From siloed tools to a single source of truth: a data platform and self-serve BI for a pharmacy group

Summary

A growing multi-location pharmacy group ran sales, marketing and operations on disconnected systems — a CRM, a pharmacy management platform, a call platform and advertising platforms — with no single source of truth and reporting trapped in spreadsheets and email. Quarry built an ingestion layer, a modeled cloud data warehouse and a Looker BI layer that gave three departments self-serve dashboards, plus activation loops that pushed insight back into day-to-day operations.

Team
Data Architecture & Engineering
Team members / roles
Evgeniy Kulish / Principal Architect, Commerce & Data
Vishnu Sankar / Senior Software Engineer
Tanya Doiun / Data Engineer
Simon Rahr Mortensen / Data Engineer
Puneet Maloo / Principal Engineer
Released
October 2025
Duration
~14 months
Data05.17.26

Photo by Árpád Czapp on Unsplash

The Challenge

A multi-location pharmacy group ran sales, marketing and operations on four disconnected systems: a CRM, a pharmacy management platform, a calling tool, and ad platforms like Meta. Critical reports arrived only as CSV files in shared inboxes. There was no single source of truth.

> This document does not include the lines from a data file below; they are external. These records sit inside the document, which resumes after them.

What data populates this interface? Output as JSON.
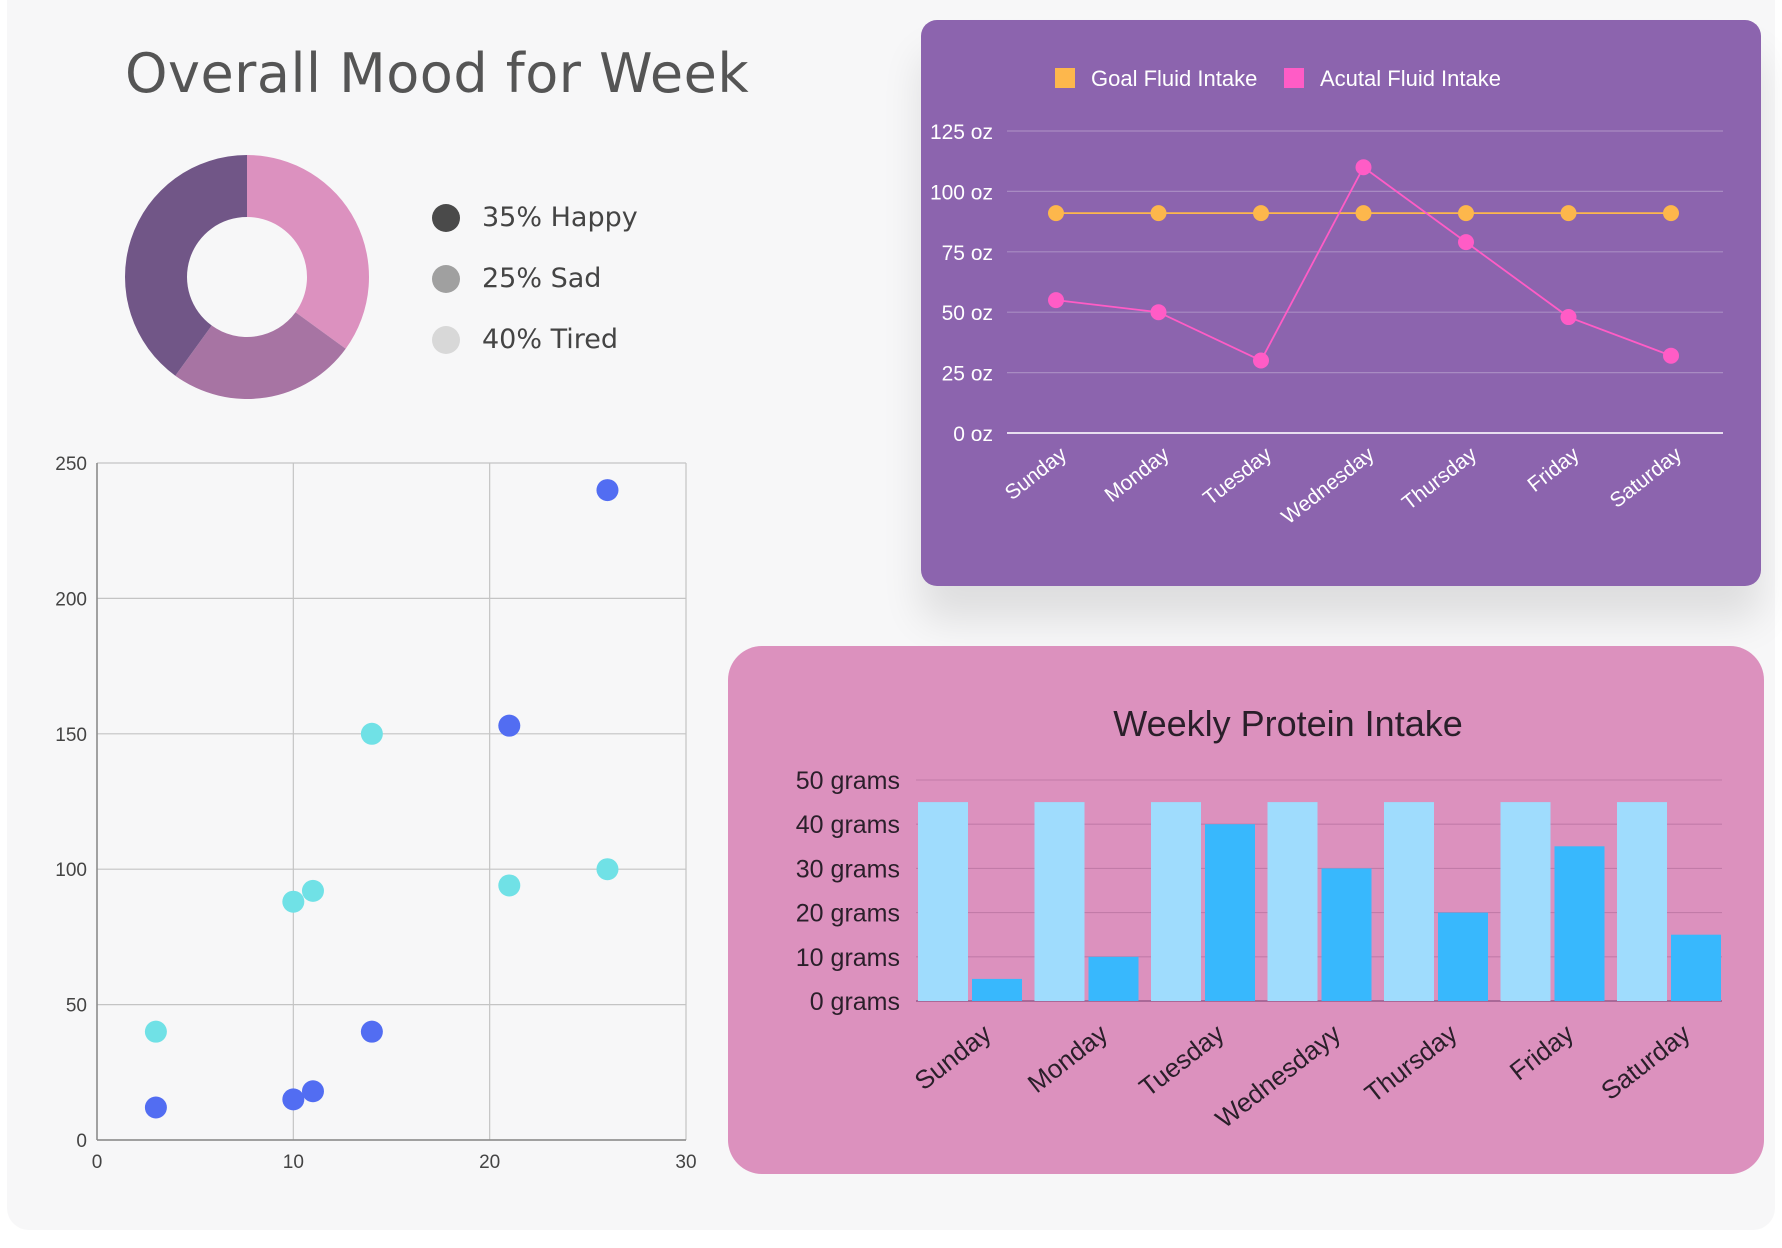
{
  "mood": {
    "title": "Overall Mood for Week",
    "chart_type": "donut",
    "legend": [
      {
        "label": "35% Happy",
        "dot_color": "#4a4a4a"
      },
      {
        "label": "25% Sad",
        "dot_color": "#a0a0a0"
      },
      {
        "label": "40% Tired",
        "dot_color": "#d8d8d8"
      }
    ],
    "slices": [
      {
        "value": 35,
        "color": "#dc91bf"
      },
      {
        "value": 25,
        "color": "#a774a3"
      },
      {
        "value": 40,
        "color": "#715687"
      }
    ]
  },
  "chart_data": [
    {
      "type": "scatter",
      "title": "",
      "xlim": [
        0,
        30
      ],
      "ylim": [
        0,
        250
      ],
      "x_ticks": [
        0,
        10,
        20,
        30
      ],
      "y_ticks": [
        0,
        50,
        100,
        150,
        200,
        250
      ],
      "grid": true,
      "series": [
        {
          "color": "#70e1e6",
          "points": [
            [
              3,
              40
            ],
            [
              10,
              88
            ],
            [
              11,
              92
            ],
            [
              14,
              150
            ],
            [
              21,
              94
            ],
            [
              26,
              100
            ]
          ]
        },
        {
          "color": "#526df2",
          "points": [
            [
              3,
              12
            ],
            [
              10,
              15
            ],
            [
              11,
              18
            ],
            [
              14,
              40
            ],
            [
              21,
              153
            ],
            [
              26,
              240
            ]
          ]
        }
      ]
    },
    {
      "type": "line",
      "title": "",
      "categories": [
        "Sunday",
        "Monday",
        "Tuesday",
        "Wednesday",
        "Thursday",
        "Friday",
        "Saturday"
      ],
      "y_ticks": [
        "0 oz",
        "25 oz",
        "50 oz",
        "75 oz",
        "100 oz",
        "125 oz"
      ],
      "ylim": [
        0,
        125
      ],
      "grid": true,
      "legend_position": "top",
      "series": [
        {
          "name": "Goal Fluid Intake",
          "color": "#fdb74c",
          "values": [
            91,
            91,
            91,
            91,
            91,
            91,
            91
          ]
        },
        {
          "name": "Acutal Fluid Intake",
          "color": "#ff5cc6",
          "values": [
            55,
            50,
            30,
            110,
            79,
            48,
            32
          ]
        }
      ]
    },
    {
      "type": "bar",
      "title": "Weekly Protein Intake",
      "categories": [
        "Sunday",
        "Monday",
        "Tuesday",
        "Wednesdayy",
        "Thursday",
        "Friday",
        "Saturday"
      ],
      "y_ticks": [
        "0 grams",
        "10 grams",
        "20 grams",
        "30 grams",
        "40 grams",
        "50 grams"
      ],
      "ylim": [
        0,
        50
      ],
      "grid": true,
      "series": [
        {
          "color": "#9fdcfd",
          "values": [
            45,
            45,
            45,
            45,
            45,
            45,
            45
          ]
        },
        {
          "color": "#38b8fd",
          "values": [
            5,
            10,
            40,
            30,
            20,
            35,
            15
          ]
        }
      ]
    }
  ]
}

Every cross-functional question turned into a manual spreadsheet exercise: which providers had stopped ordering, whether ad spend was moving prescription volume, where operations were leaking time. Decisions waited on whoever could assemble the latest export. Each team worked from a partial, stale view of the same business. And as one member of a larger, growing healthcare group, the pharmacy could least afford to fly blind.

The Solution

Quarry built an end-to-end data platform that turned those scattered systems into one trustworthy foundation.

First, we built ingestion services that connect to each of those sources and continuously pull their records into a managed PostgreSQL warehouse — including the report files once trapped in email.

On top of it, we modeled a clean reporting layer: prescription history, customer activity, and order patterns refreshed daily, weekly and monthly. Patterns that were invisible in any single tool became something the business could see: who was slowing down, who was about to churn. Every team works from the same data instead of raw exports.

From there, we put the data to work in two directions. For analytics, a Looker layer gave sales, marketing and operations their own dashboards — each team answering its own questions from one governed source. For operations, we closed the loop: business-logic models we built flagged the accounts that mattered — who had gone quiet, who never ordered, who was slipping — and wrote those signals back into the CRM. A rep now starts the day with that list, instead of a report nobody opened.

For the first time, every team is looking at the same numbers. Questions that used to take a day in spreadsheets now take a few clicks — and the system tells us which accounts to chase before we even ask.

Operations Lead multi-location pharmacy group

The Results

The group went from spreadsheet-bound guesswork to one source of truth every department trusts. Sales, marketing and operations each have self-serve Looker dashboards in place of manual export-and-stitch cycles.

More important, the data became operational: the platform doesn’t just describe the business, it prompts action inside it. And because the foundation was centralized rather than tied to any single tool, it scaled as the wider healthcare group grew around the pharmacy — without the reporting layer cracking.